Suzanne Plunkett/Reuters
Suzanne Plunkett/Reuters

Gates e farmacêuticas fazem esforço para erradicar dez doenças tropicais

Laboratórios doarão 14 bilhões de doses de remédios até 2020 e, com recursos doados, desenvolverão novas drogas

Jamil Chade, GENEBRA ,

31 de janeiro de 2012 | 03h04

Com a expansão dos mercados nos países em desenvolvimento na mira e financiados pela Fundação Bill & Melinda Gates, as 13 maiores empresas farmacêuticas do mundo se uniram para doar, produzir e vender bilhões de doses de remédios e estabelecer, em parceria com a Organização Mundial da Saúde (OMS), o prazo de até 2020 para erradicar ou pelo menos controlar dez doenças tropicais, entre elas a hanseníase e a doença de Chagas.

O evento que marcou o lançamento da iniciativa, em Londres, contou com a presença do secretário de Vigilância Sanitária do Ministério da Saúde, Jarbas Barbosa, dando apoio à iniciativa. "A meta de erradicar e controlar essas doenças até 2020 é realizável", disse.

O objetivo é distribuir 14 bilhões de doses de remédios nos países pobres, onde essas doenças tropicais afetam cerca de 1 bilhão de pessoas. Parte dessa quantidade de remédios será doada pelas farmacêuticas. Outra parte terá de ser desenvolvida - e aí entram os demais parceiros, como a Fundação Gates, o Banco Mundial e os governos da Grã-Bretanha, Estados Unidos e dos Emirados Árabes Unidos.

Eles se comprometeram a liberar um financiamento para o apoio à pesquisa, fortalecimento das redes de distribuição e tratamento dessas doenças no valor de US$ 785 milhões, dos quais metade virá do bolso do bilionário americano Bill Gates, por meio de sua fundação.

O projeto visa a superar décadas de abandono de populações inteiras afetadas por essas doenças, todas vivendo nas regiões mais pobres do mundo. Para as multinacionais, sempre foi mais rentável desenvolver remédios para queda de cabelo ou colesterol que para essas doenças - que, diante da miséria das populações, não representam um mercado atraente.

Em uma tentativa de reverter essa imagem e tendo em mente os mercados dos países emergentes em expansão, empresas como a GlaxoSmithKline, Novartis ou Pfizer desenvolverão novas tecnologias, mas já sabendo que terão um comprador e, principalmente, lucros.

Projeto.
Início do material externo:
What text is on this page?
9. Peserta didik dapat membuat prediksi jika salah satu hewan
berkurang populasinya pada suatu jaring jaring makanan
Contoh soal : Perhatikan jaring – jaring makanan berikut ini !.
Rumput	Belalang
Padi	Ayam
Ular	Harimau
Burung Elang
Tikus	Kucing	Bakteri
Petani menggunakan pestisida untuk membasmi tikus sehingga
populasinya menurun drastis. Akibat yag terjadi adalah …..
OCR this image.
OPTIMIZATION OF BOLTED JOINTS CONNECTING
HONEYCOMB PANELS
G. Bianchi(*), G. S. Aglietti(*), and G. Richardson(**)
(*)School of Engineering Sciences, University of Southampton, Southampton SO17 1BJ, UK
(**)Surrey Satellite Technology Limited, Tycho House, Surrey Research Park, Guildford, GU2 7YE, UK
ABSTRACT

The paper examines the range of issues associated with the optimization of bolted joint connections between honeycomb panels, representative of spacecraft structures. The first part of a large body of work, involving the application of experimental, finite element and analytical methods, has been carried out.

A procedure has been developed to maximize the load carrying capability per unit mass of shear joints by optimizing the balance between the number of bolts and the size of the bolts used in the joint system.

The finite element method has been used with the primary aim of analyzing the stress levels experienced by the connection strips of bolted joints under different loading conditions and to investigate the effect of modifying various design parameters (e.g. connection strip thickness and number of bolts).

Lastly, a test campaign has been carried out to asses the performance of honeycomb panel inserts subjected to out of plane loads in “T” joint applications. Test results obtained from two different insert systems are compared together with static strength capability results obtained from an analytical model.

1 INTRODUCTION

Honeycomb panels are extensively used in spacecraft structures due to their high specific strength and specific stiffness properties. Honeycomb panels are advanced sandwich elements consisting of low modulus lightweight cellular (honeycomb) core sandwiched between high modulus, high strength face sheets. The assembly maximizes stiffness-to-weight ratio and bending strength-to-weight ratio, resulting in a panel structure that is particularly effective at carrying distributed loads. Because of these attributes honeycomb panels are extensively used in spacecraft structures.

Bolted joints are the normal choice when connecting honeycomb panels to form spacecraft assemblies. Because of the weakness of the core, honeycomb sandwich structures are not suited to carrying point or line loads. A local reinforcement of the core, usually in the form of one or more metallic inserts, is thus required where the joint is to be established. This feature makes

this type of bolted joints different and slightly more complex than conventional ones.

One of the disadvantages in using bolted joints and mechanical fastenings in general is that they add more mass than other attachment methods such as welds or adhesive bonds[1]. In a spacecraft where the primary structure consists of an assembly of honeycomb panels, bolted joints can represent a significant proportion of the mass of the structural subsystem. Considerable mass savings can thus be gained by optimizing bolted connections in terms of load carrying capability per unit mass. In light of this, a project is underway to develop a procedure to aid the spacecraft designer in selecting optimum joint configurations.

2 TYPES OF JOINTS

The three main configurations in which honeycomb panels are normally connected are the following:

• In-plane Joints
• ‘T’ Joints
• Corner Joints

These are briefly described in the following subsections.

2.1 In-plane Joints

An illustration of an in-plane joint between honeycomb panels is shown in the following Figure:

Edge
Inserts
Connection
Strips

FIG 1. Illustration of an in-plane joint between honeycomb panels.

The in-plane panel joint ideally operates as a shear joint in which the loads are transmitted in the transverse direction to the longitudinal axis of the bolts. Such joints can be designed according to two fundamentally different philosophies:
É o caso da doença de Chagas - que leva o nome do médico brasileiro Carlos Chagas, que descobriu a doença há 103 anos -, uma das doenças tropicais que exigirão investimento em pesquisa. A Bayer se encarregará do projeto que, só na América do Sul, poderá beneficiar 10 milhões de pessoas. Hoje, 10 mil pessoas por ano morrem na região por causa da moléstia.

Gates deixou claro ontem que, sem a nova doação, a meta da erradicação seria "totalmente descartada".

"Estamos vencendo doenças que estão com a humanidade desde a Antiguidade", disse Margaret Chan, diretora da OMS. "Estou certa de que quase todas essas doenças poderão ser eliminadas ou controladas até o final da década", afirmou.

Negligência. Segundo os especialistas, metade das cerca de 1 bilhão de pessoas no mundo afetadas a cada ano por uma das dez doenças é composta de crianças. "Há a possibilidade de que, em poucos anos, já não usaremos o termo 'doenças negligenciadas' para falar delas", disse Gates. Para Caroline Anstey , do Banco Mundial, cunhar essas doenças de negligenciadas é um equívoco. "São doenças tropicais. Quem são negligenciadas são as pessoas", afirmou.

Jarbas Barbosa adota uma postura similar à do Banco Mundial. "Na América Latina, essas doenças estão localizadas em áreas rurais e entre a população indígena", diz. " Portanto, para solucionar esses problemas, a primeira medida é tornar essas pessoas visíveis", acrescentou, lembrando da ação que o governo fez em terras ianomâmis. "Garantir o acesso é o mais importante", afirmou, insistindo que a iniciativa de dar visibilidade aos grupos afetados deve ser uma prioridade política de governos.

Na avaliação da OMS, essas doenças geram perdas bilionárias a cada ano em termos de produtividade. "Estamos comprometidos a revolucionar a forma de lidar com essas doenças", afirmou Andrew Witty, CEO da Glaxo, que falou em nome das empresas farmacêuticas.